At first, he thought the encounter was some kind of joke or prank. But he said the gunman then reloaded his rifle.

"So I was like, okay, maybe it's not a joke. Maybe I should try to get away fast," he said. "So I put my car in drive mode to try to drive as fast as I can to get away from him. But in the position I was in, I had no other option but to drive past him, so in doing that, I started hearing gunshots."

"I was just hearing the gunshot," he added.

Bangoura said he lost control of his vehicle and realized he was covered in blood. He said the gunman then pointed the weapon toward his window again before walking farther down Memorial Drive and firing more shots.

"I thought I was going to die, but I saw my phone," Bangoura said. "I called 911 and told them, OK, I got shot. And by saying that, that's when I passed out. That's where my memories, that all I can remember."

Investigators allege Tyler Brown randomly fired between 50 and 60 rounds while walking down Memorial Drive that afternoon before Brown himself was shot by both a Marine veteran licensed to carry a firearm and responding police officers.

During Thursday's court hearing, prosecutors said Brown approached Bangoura's vehicle and "began shooting him through his car window."

Brown appeared in court by video from a hospital bed. Prosecutors also referenced what they described as a lengthy, violent criminal history in Massachusetts and other states dating back to the mid-1990s.

A judge ruled Brown dangerous and ordered him held without bail.

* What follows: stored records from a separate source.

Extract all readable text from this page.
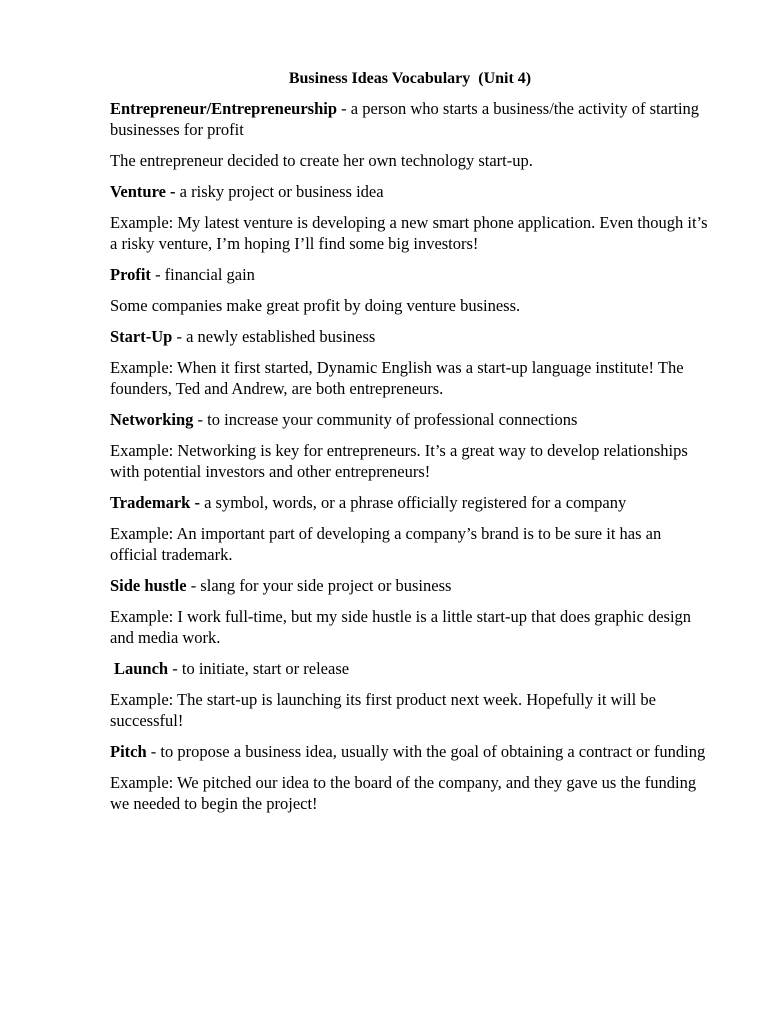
Business Ideas Vocabulary  (Unit 4)

Entrepreneur/Entrepreneurship - a person who starts a business/the activity of starting businesses for profit

The entrepreneur decided to create her own technology start-up.

Venture - a risky project or business idea

Example: My latest venture is developing a new smart phone application. Even though it’s a risky venture, I’m hoping I’ll find some big investors!

Profit - financial gain

Some companies make great profit by doing venture business.

Start-Up - a newly established business

Example: When it first started, Dynamic English was a start-up language institute! The founders, Ted and Andrew, are both entrepreneurs.

Networking - to increase your community of professional connections

Example: Networking is key for entrepreneurs. It’s a great way to develop relationships with potential investors and other entrepreneurs!

Trademark - a symbol, words, or a phrase officially registered for a company

Example: An important part of developing a company’s brand is to be sure it has an official trademark.

Side hustle - slang for your side project or business

Example: I work full-time, but my side hustle is a little start-up that does graphic design and media work.

Launch - to initiate, start or release

Example: The start-up is launching its first product next week. Hopefully it will be successful!

Pitch - to propose a business idea, usually with the goal of obtaining a contract or funding

Example: We pitched our idea to the board of the company, and they gave us the funding we needed to begin the project!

"I am hoping he or anyone with the same kind of behavior are not able to be in the streets because it's not even me," Bangoura said. "Maybe it's me today, but tomorrow and the next time it could be someone else and another family and who knows how the outcome of that could be. So yeah, I hope justice is served."

Doctors believe Bangoura will make a full recovery, though he faces additional surgeries and a lengthy rehabilitation process. The other victim injured in the shooting has also been released from the hospital, according to prosecutors.